Other companies in NVIDIA Inception’s Sustainable Futures initiative are pioneering developments in fields such as green computing, sustainable infrastructure and wildlife conservation.
Before the Wave: Researchers Develop Tsunami Early Warning System 🔗
Artistic rendering of source data from the seafloor normal velocity and the acoustic–gravity model outputs, featured as part of SC25’s Art of HPC exhibit. Publication link: https://doi.org/10.1145/3712285.3771787
Video courtesy of Stefan Henneking, Sreeram Venkat, Veselin Dobrev, John Camier, Tzanio Kolev, Milinda Fernando, Alice-Agnes Gabriel, and Omar Ghattas.
Somewhere beneath the Pacific, along a 1,000-kilometer seam where the Juan de Fuca plate dives beneath North America, strain has been building since January 26, 1700, the last time the Cascadia fault ruptured. Paleoseismic evidence puts the recurrence interval at about 250 years. The math on that is uncomfortable.
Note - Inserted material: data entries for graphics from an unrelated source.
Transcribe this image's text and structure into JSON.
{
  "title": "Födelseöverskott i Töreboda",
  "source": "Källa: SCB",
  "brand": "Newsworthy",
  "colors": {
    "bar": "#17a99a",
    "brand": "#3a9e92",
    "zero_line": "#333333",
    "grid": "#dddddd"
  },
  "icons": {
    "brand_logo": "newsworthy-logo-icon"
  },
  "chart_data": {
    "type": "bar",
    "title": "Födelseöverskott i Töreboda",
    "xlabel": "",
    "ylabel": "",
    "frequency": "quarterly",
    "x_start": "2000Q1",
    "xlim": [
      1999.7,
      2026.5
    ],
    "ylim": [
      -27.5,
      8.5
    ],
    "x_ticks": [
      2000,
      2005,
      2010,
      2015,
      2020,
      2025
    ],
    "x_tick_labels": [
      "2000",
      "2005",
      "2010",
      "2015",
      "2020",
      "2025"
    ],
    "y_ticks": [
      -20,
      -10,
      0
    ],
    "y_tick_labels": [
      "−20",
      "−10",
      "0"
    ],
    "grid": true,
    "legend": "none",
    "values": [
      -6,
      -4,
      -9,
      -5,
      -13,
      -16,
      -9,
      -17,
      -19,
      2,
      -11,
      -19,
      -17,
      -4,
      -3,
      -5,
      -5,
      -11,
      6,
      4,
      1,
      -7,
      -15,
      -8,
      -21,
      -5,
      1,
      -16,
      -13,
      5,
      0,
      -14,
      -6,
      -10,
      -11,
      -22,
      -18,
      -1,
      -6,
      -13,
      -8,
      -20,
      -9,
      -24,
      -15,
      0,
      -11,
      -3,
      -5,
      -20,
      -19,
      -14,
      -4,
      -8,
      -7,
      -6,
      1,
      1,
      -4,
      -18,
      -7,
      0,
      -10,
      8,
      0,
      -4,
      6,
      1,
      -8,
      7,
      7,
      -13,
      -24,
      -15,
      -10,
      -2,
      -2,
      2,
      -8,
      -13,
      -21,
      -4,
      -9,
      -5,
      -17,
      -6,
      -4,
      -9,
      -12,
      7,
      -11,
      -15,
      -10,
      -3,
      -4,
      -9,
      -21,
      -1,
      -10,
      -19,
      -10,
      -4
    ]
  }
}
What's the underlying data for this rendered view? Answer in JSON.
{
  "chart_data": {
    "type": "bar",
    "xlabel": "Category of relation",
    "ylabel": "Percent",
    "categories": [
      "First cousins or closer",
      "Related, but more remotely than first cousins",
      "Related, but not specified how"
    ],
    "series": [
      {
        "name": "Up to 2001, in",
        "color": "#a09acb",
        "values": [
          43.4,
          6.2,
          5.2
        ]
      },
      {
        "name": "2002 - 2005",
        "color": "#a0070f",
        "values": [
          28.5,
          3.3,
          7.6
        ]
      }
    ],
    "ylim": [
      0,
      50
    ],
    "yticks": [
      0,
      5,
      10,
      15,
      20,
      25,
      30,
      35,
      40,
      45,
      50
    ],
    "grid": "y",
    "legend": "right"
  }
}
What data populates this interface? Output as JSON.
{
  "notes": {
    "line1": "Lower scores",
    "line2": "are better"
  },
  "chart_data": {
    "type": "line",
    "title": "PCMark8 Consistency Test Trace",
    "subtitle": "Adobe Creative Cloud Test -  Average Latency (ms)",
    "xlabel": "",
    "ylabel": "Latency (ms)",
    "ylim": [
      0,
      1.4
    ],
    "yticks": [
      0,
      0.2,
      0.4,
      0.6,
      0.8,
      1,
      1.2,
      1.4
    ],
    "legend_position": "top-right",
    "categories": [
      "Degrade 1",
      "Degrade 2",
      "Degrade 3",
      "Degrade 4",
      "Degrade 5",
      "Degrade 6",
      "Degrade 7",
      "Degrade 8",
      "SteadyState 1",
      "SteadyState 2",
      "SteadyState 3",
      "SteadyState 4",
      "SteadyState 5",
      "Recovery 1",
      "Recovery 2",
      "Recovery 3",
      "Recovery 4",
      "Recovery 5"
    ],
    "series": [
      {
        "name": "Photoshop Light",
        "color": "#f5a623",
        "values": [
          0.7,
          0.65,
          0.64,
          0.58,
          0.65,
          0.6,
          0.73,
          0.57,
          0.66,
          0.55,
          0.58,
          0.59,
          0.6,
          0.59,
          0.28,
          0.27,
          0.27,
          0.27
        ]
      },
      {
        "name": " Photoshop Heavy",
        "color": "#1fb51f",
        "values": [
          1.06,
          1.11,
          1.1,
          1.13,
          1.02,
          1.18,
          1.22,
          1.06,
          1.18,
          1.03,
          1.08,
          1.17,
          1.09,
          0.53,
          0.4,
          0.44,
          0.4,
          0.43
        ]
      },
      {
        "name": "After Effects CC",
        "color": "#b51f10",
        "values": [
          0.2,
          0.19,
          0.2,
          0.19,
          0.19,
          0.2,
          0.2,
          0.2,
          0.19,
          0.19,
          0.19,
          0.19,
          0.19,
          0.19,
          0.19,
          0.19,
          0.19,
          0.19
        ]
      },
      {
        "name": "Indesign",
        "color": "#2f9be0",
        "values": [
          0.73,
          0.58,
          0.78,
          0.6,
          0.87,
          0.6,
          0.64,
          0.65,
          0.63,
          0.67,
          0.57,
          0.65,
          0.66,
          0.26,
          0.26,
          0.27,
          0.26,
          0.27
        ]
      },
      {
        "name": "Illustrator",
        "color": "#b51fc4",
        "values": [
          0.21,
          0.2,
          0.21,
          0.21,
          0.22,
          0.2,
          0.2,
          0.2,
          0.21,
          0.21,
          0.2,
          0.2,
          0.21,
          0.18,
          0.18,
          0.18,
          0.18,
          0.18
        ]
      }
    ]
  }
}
When it goes, coastal Oregon and Washington will have as little as 15 minutes before waves as high as 30 meters arrive. Existing tsunami early warning systems are based on simplified assumptions and can lead to delayed, false or missed warnings.
A more accurate forecast can be achieved by solving what’s called an inverse problem: working backward from pressure readings at seafloor sensors to infer the seafloor motion that caused them, then forward again to predict where waves will strike and how high.
Omar Ghattas, a professor at UT Austin and his collaborator Stefan Henneking have spent years on this kind of problem. Their team — spanning UT Austin, UC San Diego and Lawrence Livermore — won the ACM Gordon Bell Prize for doing it fast enough to matter.
The solution turns on a quiet mathematical fact: The physics of a Cascadia rupture doesn’t change depending on when it happens. That time-shift invariance enables precomputing the hard part — running the full-physics wave equations once per sensor, in advance — so that when sensors detect a real rupture, only a fast calculation remains. Running on GPUs, it finishes in under two-tenths of a second — a 10-billion-fold speedup over existing methods — and returns not just a forecast but a measure of the uncertainty in that forecast.
That puts a warning in people’s hands within minutes of a rupture, leaving them closer to 10 minutes to reach higher ground than to none. The computation is no longer the constraint.
“We don’t have the 50 years it would take to solve the inverse problem by conventional algorithms,” Ghattas said at last month’s GTC conference. “We have less than 15 minutes.”
By the Time You See It: Planet Applies AI to Earth Observation 🔗
Planet operates the world’s largest constellation of Earth observation satellites. The company’s mission: image the entire globe every day, to make change actionable and visible. The Planet team has successfully launched nearly 650 satellites and produced more than 300 billion square kilometers of imagery, 50 petabytes of Earth data and a myriad of valuable insights for customers around the world.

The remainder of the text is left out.